It’s Easter weekend and we are down in Windsor with the bar wife’s sister and family.
On Sunday, Brother in Law has to go off to the dawn service at St Brides where he is Director of Music, and then participate in the traditional egg rolling down Fleet Street. Sister and nephew are going up for the morning service, so we offer to give them a lift.
We decide to go on from Ludgate Circus and take in one of the local attractions. Having just been through central London which looks full to bursting, we head east to the Museum of the Docklands which I know is at Canary Wharf, but not exactly where, but surely there will be signs.
Take a tip if you are repeating the visit, and do your homework, otherwise you may end up meeting the nice policemen at the security checkpoint who will pull you over and swab your car for explosives.
Still we parted good friends and after we had driven around for a while we had a cheery wave on our second visit to the checkpoint. When we did finally arrive, the museum was well worth the effort, being fabulous and free.
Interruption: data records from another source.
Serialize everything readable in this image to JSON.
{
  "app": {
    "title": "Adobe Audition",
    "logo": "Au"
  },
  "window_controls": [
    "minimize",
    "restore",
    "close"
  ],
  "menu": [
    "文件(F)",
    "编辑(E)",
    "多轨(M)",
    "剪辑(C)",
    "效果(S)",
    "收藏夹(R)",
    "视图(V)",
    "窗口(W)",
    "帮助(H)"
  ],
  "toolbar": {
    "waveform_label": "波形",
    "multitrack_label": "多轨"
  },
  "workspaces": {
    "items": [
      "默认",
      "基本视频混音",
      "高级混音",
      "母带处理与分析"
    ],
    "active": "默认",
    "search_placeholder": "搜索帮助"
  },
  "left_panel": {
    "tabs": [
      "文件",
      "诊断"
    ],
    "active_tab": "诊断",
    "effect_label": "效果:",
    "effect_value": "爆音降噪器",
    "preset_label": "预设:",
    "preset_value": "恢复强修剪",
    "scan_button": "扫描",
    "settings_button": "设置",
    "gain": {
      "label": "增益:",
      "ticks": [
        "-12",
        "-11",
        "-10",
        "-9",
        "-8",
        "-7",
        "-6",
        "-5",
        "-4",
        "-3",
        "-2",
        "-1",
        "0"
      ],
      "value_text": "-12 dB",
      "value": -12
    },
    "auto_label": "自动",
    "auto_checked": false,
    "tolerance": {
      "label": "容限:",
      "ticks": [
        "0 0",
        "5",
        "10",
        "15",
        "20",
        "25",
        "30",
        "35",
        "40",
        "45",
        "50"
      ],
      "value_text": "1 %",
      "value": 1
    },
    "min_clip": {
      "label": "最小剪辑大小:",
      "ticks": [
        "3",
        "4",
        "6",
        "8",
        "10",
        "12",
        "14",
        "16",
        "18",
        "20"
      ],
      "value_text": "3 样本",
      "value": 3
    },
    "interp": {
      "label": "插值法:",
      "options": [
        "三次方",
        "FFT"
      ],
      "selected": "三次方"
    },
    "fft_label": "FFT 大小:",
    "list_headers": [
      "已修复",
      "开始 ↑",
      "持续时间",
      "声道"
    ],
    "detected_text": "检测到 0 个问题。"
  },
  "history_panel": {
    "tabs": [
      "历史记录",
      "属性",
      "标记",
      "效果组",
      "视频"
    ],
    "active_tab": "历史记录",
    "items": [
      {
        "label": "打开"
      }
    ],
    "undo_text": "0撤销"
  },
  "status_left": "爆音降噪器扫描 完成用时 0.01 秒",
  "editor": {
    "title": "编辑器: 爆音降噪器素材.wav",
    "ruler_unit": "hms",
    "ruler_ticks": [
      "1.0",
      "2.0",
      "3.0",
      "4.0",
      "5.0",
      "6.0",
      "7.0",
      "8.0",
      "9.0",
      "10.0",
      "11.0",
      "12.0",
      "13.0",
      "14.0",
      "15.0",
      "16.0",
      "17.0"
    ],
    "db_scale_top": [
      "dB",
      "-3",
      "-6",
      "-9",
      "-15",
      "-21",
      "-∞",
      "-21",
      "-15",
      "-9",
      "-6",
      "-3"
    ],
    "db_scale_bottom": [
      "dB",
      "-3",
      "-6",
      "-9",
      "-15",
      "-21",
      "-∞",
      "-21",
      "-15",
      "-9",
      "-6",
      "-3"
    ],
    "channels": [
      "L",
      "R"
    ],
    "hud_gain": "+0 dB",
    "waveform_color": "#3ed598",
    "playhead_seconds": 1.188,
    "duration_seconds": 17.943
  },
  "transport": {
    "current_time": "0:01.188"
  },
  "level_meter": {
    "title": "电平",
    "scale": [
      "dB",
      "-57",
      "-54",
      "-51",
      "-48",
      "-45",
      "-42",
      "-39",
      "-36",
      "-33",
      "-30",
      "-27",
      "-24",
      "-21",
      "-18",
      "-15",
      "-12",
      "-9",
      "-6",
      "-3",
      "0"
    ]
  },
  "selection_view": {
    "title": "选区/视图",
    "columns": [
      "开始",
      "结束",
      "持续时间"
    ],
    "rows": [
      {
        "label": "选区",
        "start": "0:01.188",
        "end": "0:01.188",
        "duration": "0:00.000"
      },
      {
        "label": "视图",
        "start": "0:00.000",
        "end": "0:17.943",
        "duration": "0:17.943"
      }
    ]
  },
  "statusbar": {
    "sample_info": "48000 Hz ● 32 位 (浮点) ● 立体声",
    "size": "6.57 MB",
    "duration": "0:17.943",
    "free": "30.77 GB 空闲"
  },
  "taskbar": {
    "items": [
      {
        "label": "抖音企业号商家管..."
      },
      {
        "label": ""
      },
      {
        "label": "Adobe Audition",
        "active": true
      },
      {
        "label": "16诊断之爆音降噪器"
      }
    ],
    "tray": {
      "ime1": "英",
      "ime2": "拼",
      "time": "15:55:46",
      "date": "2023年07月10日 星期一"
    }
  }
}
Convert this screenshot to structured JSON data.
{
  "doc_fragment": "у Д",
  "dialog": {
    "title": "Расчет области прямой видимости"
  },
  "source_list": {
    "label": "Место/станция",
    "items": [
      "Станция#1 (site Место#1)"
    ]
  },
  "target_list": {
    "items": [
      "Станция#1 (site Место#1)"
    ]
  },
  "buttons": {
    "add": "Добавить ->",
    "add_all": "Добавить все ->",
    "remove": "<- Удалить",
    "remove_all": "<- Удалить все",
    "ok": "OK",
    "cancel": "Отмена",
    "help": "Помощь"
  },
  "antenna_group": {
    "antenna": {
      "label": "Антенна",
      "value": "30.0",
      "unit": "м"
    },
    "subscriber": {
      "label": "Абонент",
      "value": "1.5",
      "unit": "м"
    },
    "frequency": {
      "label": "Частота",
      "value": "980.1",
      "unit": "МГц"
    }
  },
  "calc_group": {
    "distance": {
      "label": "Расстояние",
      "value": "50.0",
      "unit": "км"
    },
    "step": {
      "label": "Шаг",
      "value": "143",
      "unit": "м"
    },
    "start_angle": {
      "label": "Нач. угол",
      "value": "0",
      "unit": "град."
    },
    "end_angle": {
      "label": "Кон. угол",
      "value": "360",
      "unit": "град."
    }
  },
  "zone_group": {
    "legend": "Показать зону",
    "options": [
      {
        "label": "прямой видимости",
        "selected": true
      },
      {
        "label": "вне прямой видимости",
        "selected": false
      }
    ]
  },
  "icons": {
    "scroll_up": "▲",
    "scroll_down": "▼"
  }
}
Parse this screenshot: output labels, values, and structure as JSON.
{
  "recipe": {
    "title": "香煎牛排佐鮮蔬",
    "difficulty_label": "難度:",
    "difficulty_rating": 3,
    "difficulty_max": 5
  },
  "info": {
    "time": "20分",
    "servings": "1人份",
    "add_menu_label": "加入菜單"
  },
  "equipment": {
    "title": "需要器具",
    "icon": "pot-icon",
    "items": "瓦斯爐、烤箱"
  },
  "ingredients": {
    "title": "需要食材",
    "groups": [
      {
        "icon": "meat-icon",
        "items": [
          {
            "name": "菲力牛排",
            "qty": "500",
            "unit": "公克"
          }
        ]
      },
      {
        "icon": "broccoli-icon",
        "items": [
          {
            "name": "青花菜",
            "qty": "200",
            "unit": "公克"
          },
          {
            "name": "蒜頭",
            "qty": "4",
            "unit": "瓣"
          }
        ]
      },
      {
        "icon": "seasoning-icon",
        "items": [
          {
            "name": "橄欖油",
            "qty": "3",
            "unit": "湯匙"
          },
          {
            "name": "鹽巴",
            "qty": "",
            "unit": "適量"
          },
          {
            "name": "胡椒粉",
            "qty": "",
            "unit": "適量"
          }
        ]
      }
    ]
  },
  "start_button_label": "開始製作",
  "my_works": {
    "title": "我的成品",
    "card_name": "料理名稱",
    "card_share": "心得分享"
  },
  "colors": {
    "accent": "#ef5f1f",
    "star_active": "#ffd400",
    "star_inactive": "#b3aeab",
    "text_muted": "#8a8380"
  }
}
Amongst the many sections there was one with recordings of people who used to work or visit the docks in the past, and I was intrigued by the reference by a Barbadian sailor to ‘Charlie Browns’. What could this be?
Not a cartoon dog or the chippy opposite the Queens on London Road.
My curiosity was partly satisfied later when I saw an old photograph of a pub in Limehouse which was known as Charlie Brown’s.
Some research on the internet (equally useful for directions apparently), revealed that this was once the most famous pub in the East End, or possibly the world.
When it was built on the West India Dock Road in around 1840, it was called the Railway, but in 1893 it was taken over by ex-boxer and sailor Charlie Brown, who ran it until his death in 1932.
During this time it became the favourite haunt of sailors, due to Charlie’s hospitality.
He was also an avid collector, with many of the objects being gifts from his customers. The Milwaukee Gazette reported in 1929 that in just one small room there are ‘five Ming vases 2,500 years old, an 800 year old Chinese ebony cabinet, a magnificent Louis XIV cabinet inlaid with enamel and Ivory, Waterford and Bristol glass, Chinese and Japanese ivories and more china, silver and pictures and bronzes.’ When Charlie died in 1932, the Singapore Times reported ‘Charlie Brown is dead.
Soon the news will be told on the waterside at Rio and in the speak-easies by the quays of New York; it will reach the sailorman walking ashore at Colombo and Martinique and Fernando; on the bridge and fo’c’ale of ships on the high seas it will set the tides of memories flowing.’
His funereal attracted 16,000 mourners who came to say goodbye to the ‘Uncrowned King of Limehouse’.
Alas the pub is no more, having been demolished in 1989 for the Limehouse Link Road, though the name lives on as close by is ‘Charlie Brown’s roundabout’. The contents of the pub were argued over by his descendants, two of whom ran pubs called Charlie Brown’s but they have long ago disappeared leaving only an old photograph and a recorded memory.